И первое солнце высветлит светелку, поставленную окном на восток, и стены, увешанные пучками да метелками соцветий и трав. Чего только нет в тех пучках да метелках: вон горец, вон донник, вон зверобой, вон хвощ, вон девясил, вон хмель, вон ромашка, вон липа, вон пижма, вон можжевельник, вон кровохлебка — то все от недугов да хворей, а вон полынь, трава горькая, — от любви…
Но разве она поможет?
— Деда, а деда, пошто птицы щебечут?
— Так утро — просыпаться велят.
— Нет, деда, пошто они песни поют?
— Господь голос дал, вот они и поют.
— А рыбы?
— Что — рыбы?
— Пошто молчат-то они, когда на берег-то их волочут? Али им не больно?
— Больно, поди. Однако Господь им на плач голоса не дал.
— Так пошто, деда, одни на радость поют, а иные-то и на горе плакать не могут? Али Господь не равно ко всем милосерд?..
— Дак кто ж его знает, Господа?..
Глава 7. По дороге во Владимир
До Святославлева Поля шли Волгой. Там, оставив ладьи, пересели на коней и посуху тронулись на Ростов. Тверской поезд был не велик и отнюдь ненаряден. Все в нем — от подобранных в масть белых лошадей, с вплетенными в гривы черными лентами до подчеркнуто скромных одежд бояр — говорило о скорбной цели путников. На самом Александре был простой суконный охабень с круглым воротом, подпоясанный сыромятным ремнем, да поверх его был накинут простой же дорожный пыльник. Встречные не враз угадывали, кому и кланяться, да и не угадывали бы совсем, кабы не почтение, с каким обращались бояре к смиренному длинноволосому отроку, да слух, что неведомым скорым путем бежал впереди того поезда.
«Знать, сила силу ломит — вон и тверичи пошли кланяться…»
«Ужели признают ирода?..»
«Да куда ж им деваться-то, сиротинам…»
«Куда? Кто их знат? Ан посольство-то не Дмитрий ведет, а меньшой его брат Александр, спроста ли?.. Чаю, не больно они смирилися…»
«Энтот — Ляксандр-то?.. Ишь волосы как отпустил — печалуется…»

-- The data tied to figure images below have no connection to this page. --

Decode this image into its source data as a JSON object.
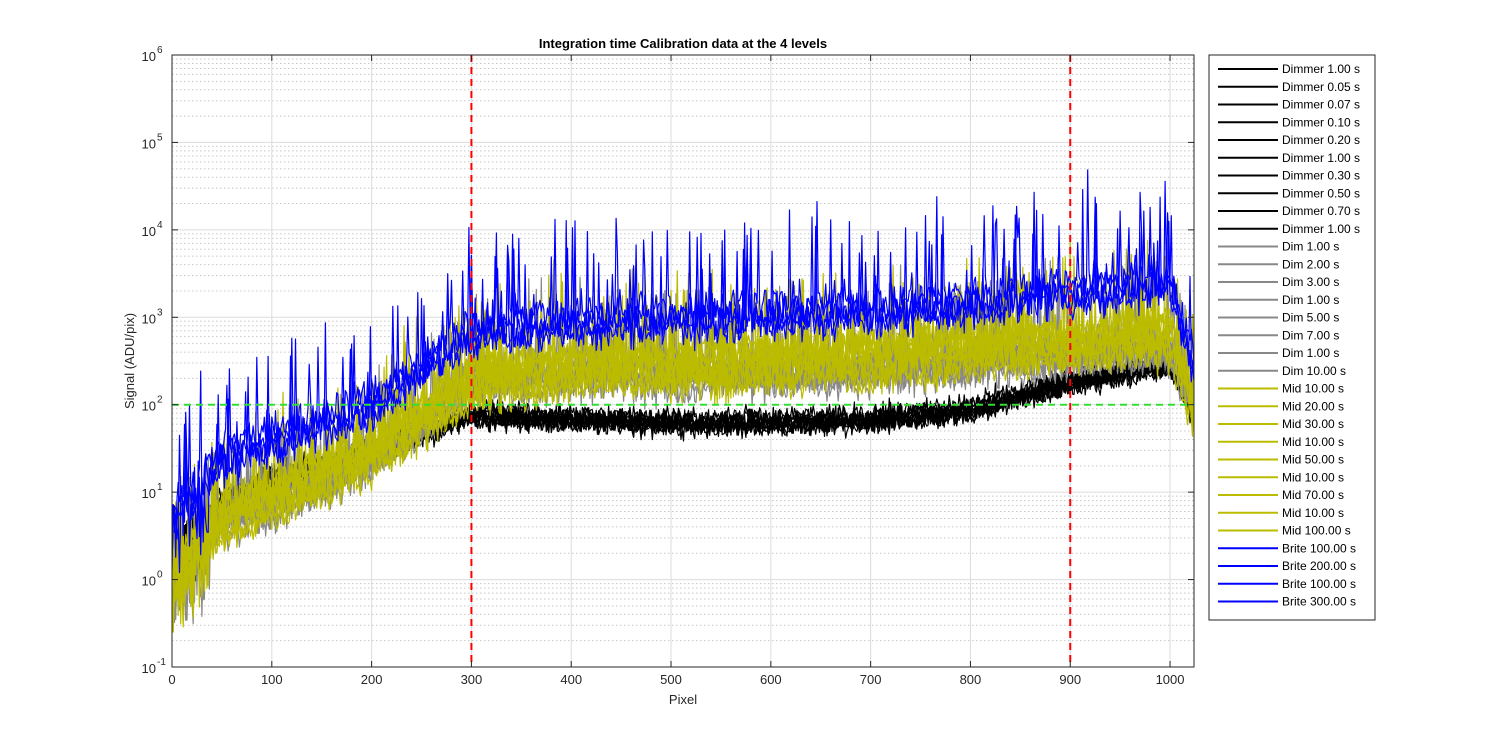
{
  "chart_data": {
    "type": "line",
    "title": "Integration time Calibration data at the 4 levels",
    "xlabel": "Pixel",
    "ylabel": "Signal (ADU/pix)",
    "xlim": [
      0,
      1024
    ],
    "ylim": [
      0.1,
      1000000
    ],
    "yscale": "log",
    "grid": true,
    "minor_grid": true,
    "legend_position": "outside-right",
    "x_ticks": [
      {
        "value": 0,
        "label": "0"
      },
      {
        "value": 100,
        "label": "100"
      },
      {
        "value": 200,
        "label": "200"
      },
      {
        "value": 300,
        "label": "300"
      },
      {
        "value": 400,
        "label": "400"
      },
      {
        "value": 500,
        "label": "500"
      },
      {
        "value": 600,
        "label": "600"
      },
      {
        "value": 700,
        "label": "700"
      },
      {
        "value": 800,
        "label": "800"
      },
      {
        "value": 900,
        "label": "900"
      },
      {
        "value": 1000,
        "label": "1000"
      }
    ],
    "y_ticks": [
      {
        "value": 0.1,
        "base": "10",
        "exp": "-1"
      },
      {
        "value": 1,
        "base": "10",
        "exp": "0"
      },
      {
        "value": 10,
        "base": "10",
        "exp": "1"
      },
      {
        "value": 100,
        "base": "10",
        "exp": "2"
      },
      {
        "value": 1000,
        "base": "10",
        "exp": "3"
      },
      {
        "value": 10000,
        "base": "10",
        "exp": "4"
      },
      {
        "value": 100000,
        "base": "10",
        "exp": "5"
      },
      {
        "value": 1000000,
        "base": "10",
        "exp": "6"
      }
    ],
    "reference_lines": [
      {
        "orientation": "vertical",
        "value": 300,
        "color": "#ff0000",
        "style": "dashed"
      },
      {
        "orientation": "vertical",
        "value": 900,
        "color": "#ff0000",
        "style": "dashed"
      },
      {
        "orientation": "horizontal",
        "value": 100,
        "color": "#33dd33",
        "style": "dashed"
      }
    ],
    "level_profiles": {
      "Dimmer": {
        "color": "#000000",
        "x": [
          0,
          50,
          100,
          200,
          300,
          400,
          500,
          600,
          700,
          800,
          900,
          1000,
          1024
        ],
        "y": [
          3,
          8,
          15,
          30,
          80,
          70,
          65,
          65,
          70,
          90,
          190,
          300,
          80
        ]
      },
      "Dim": {
        "color": "#888888",
        "x": [
          0,
          50,
          100,
          200,
          300,
          400,
          500,
          600,
          700,
          800,
          900,
          1000,
          1024
        ],
        "y": [
          1.5,
          5,
          8,
          25,
          200,
          250,
          250,
          260,
          280,
          350,
          420,
          500,
          120
        ]
      },
      "Mid": {
        "color": "#bbbb00",
        "x": [
          0,
          50,
          100,
          200,
          300,
          400,
          500,
          600,
          700,
          800,
          900,
          1000,
          1024
        ],
        "y": [
          1.5,
          5,
          9,
          30,
          200,
          280,
          300,
          330,
          380,
          450,
          500,
          700,
          100
        ]
      },
      "Brite": {
        "color": "#0000ff",
        "x": [
          0,
          50,
          100,
          200,
          300,
          400,
          500,
          600,
          700,
          800,
          900,
          1000,
          1024
        ],
        "y": [
          6,
          25,
          40,
          100,
          700,
          900,
          1000,
          1100,
          1200,
          1500,
          2000,
          2500,
          300
        ]
      }
    },
    "series": [
      {
        "name": "Dimmer 1.00 s",
        "color": "#000000"
      },
      {
        "name": "Dimmer 0.05 s",
        "color": "#000000"
      },
      {
        "name": "Dimmer 0.07 s",
        "color": "#000000"
      },
      {
        "name": "Dimmer 0.10 s",
        "color": "#000000"
      },
      {
        "name": "Dimmer 0.20 s",
        "color": "#000000"
      },
      {
        "name": "Dimmer 1.00 s",
        "color": "#000000"
      },
      {
        "name": "Dimmer 0.30 s",
        "color": "#000000"
      },
      {
        "name": "Dimmer 0.50 s",
        "color": "#000000"
      },
      {
        "name": "Dimmer 0.70 s",
        "color": "#000000"
      },
      {
        "name": "Dimmer 1.00 s",
        "color": "#000000"
      },
      {
        "name": "Dim 1.00 s",
        "color": "#888888"
      },
      {
        "name": "Dim 2.00 s",
        "color": "#888888"
      },
      {
        "name": "Dim 3.00 s",
        "color": "#888888"
      },
      {
        "name": "Dim 1.00 s",
        "color": "#888888"
      },
      {
        "name": "Dim 5.00 s",
        "color": "#888888"
      },
      {
        "name": "Dim 7.00 s",
        "color": "#888888"
      },
      {
        "name": "Dim 1.00 s",
        "color": "#888888"
      },
      {
        "name": "Dim 10.00 s",
        "color": "#888888"
      },
      {
        "name": "Mid 10.00 s",
        "color": "#bbbb00"
      },
      {
        "name": "Mid 20.00 s",
        "color": "#bbbb00"
      },
      {
        "name": "Mid 30.00 s",
        "color": "#bbbb00"
      },
      {
        "name": "Mid 10.00 s",
        "color": "#bbbb00"
      },
      {
        "name": "Mid 50.00 s",
        "color": "#bbbb00"
      },
      {
        "name": "Mid 10.00 s",
        "color": "#bbbb00"
      },
      {
        "name": "Mid 70.00 s",
        "color": "#bbbb00"
      },
      {
        "name": "Mid 10.00 s",
        "color": "#bbbb00"
      },
      {
        "name": "Mid 100.00 s",
        "color": "#bbbb00"
      },
      {
        "name": "Brite 100.00 s",
        "color": "#0000ff"
      },
      {
        "name": "Brite 200.00 s",
        "color": "#0000ff"
      },
      {
        "name": "Brite 100.00 s",
        "color": "#0000ff"
      },
      {
        "name": "Brite 300.00 s",
        "color": "#0000ff"
      }
    ]
  }
}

В родственном Ростове встретили не так, как прежде встречали тверских. Прежде-то в колокола звонили, родной дядя матушки князь Константин Борисович, а после него и сын его князь Василий Константинович с поклоном выходили навстречу, признавали власть и силу великого князя, с коим вовремя удосужились породниться. Теперь не то: не было уж в живых ни князя Константина, ни сына его Василия, но главное, Тверь, кажись, навсегда утеряла первенство — не перед кем было и кланяться. Да и что Александру было в поклоне малолетнего ростовского князя Федора, сына Васильева? А то, что князев пестун боярин Кочева попытался было перед ним нос задрать, Александра даже и не задело. Что ему было стерпеть глупое злорадство ростовского боярина, когда он уж загодя готовил себя к иному терпению. Он лишь при всех за грудки привлек к себе того боярина Кочеву и в рожу ему сказал:
— Попомнишь еще Тверь, боярин, ох попомнишь, когда московичи-то с тебя зачнут шкуру драть!..
Восьмилетний Федор, запуганный боярами, на дальнего тверского брата глядел дичком. О чем было с ним толковать?..

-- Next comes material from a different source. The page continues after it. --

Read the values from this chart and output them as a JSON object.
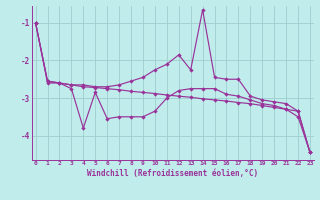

Издревле во всей русской земле Ростов славился и истинно был велик не ратной силой, не купецким богачеством, но христианским благочестием, церковным просвещением, книголюбием и своими храмами. Недаром ростовское лоно стало земной родиной для многих святителей, просиявших над Русью. Церковное благолепие, особый мирный лад ростовской жизни предопределяли и правление его князей, от смерти доблестного Василька, убитого Баты в Шеронском лесу, никогда и не мысливших подняться против татар. Не случайно ближайшими подвижниками Александра Ярославича Невского среди русских князей, поддерживавших его заискивания пред татарами, были ростовские князья Глеб и Борис Васильковичи. Тот князь Борис был, кстати, дедом Анны Дмитриевны…

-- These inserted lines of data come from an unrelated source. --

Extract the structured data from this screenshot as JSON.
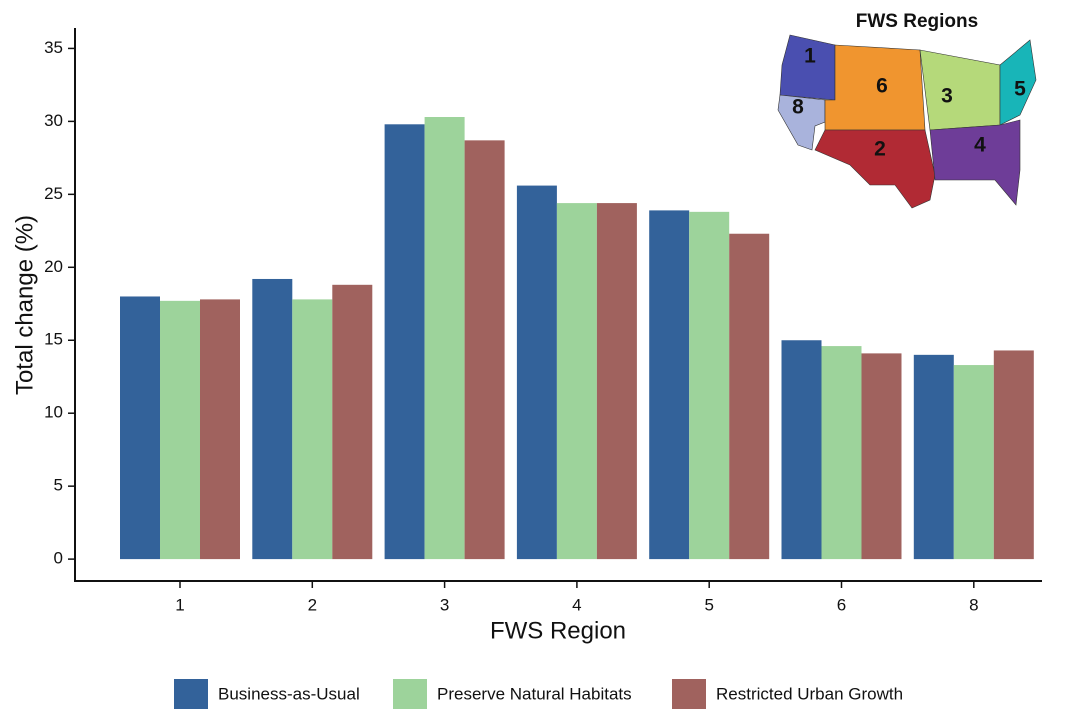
{
  "chart_data": {
    "type": "bar",
    "y_label": "Total change (%)",
    "x_label": "FWS Region",
    "categories": [
      "1",
      "2",
      "3",
      "4",
      "5",
      "6",
      "8"
    ],
    "series": [
      {
        "name": "Business-as-Usual",
        "color": "#33629a",
        "values": [
          18.0,
          19.2,
          29.8,
          25.6,
          23.9,
          15.0,
          14.0
        ]
      },
      {
        "name": "Preserve Natural Habitats",
        "color": "#9dd39b",
        "values": [
          17.7,
          17.8,
          30.3,
          24.4,
          23.8,
          14.6,
          13.3
        ]
      },
      {
        "name": "Restricted Urban Growth",
        "color": "#a0625e",
        "values": [
          17.8,
          18.8,
          28.7,
          24.4,
          22.3,
          14.1,
          14.3
        ]
      }
    ],
    "ylim": [
      -1.5,
      36.4
    ],
    "yticks": [
      0,
      5,
      10,
      15,
      20,
      25,
      30,
      35
    ],
    "grid": false,
    "inset": {
      "title": "FWS Regions",
      "labels": [
        "1",
        "6",
        "3",
        "5",
        "8",
        "2",
        "4"
      ]
    }
  }
}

Однако Александр и не рассчитывал найти в Ростове помощников Твери против Юрия. Несмотря на христолюбив, для ростовцев свой покой был превыше обыденной русской правды; на кого положил свой палец ордынский хан, — прав ли он, нет ли? — знать, тому и первым быть на Руси…
Владыка-же Прохор, за которым, собственно, и заехали в Ростов тверичи, принял Александра по-отечески. Ростовская епископия с древних времен первых примерных архипастырей Луки и Пахомия, со времен епископов Кирилла и Игнатия отличалась ревностной самостоятельностью и даже, случалось, строго судила своих же князей за то, что они больно уж пресмыкались перед погаными иноверцами.
Так, епископ Игнатий, прямо осуждавший сближение с погаными, вероятно узнав о каком-то неблаговидном поступке в Орде князя Глеба (между прочим, женатого на татарке), после его смерти, через девять недель как погребли, вдруг приказал В полночь взять его останки из княжеской семейной усыпальницы в Успенском соборе и закопать их в загородном монастыре. А про князя-то Глеба говорили, что, мол, тем, что служил татарам в юности, он избавил многих христиан от поганых, да и вообще был человеком богобоязненным, щедрым и добрым. Вина его осталась неизвестной, но, знать, была, коли епископ решился на такой шаг. Правда, за небывалую строгость святитель чуть было и вовсе не поплатился запрещением к священнослужению. Митрополит Кирилл обвинил епископа в осуждении «мертвеца прежде Страшного Суда…».
Не в том суть, кто прав был в том споре, но в том, как Церковь-то блюла достоинство русской власти и собственные каноны! Не то теперь…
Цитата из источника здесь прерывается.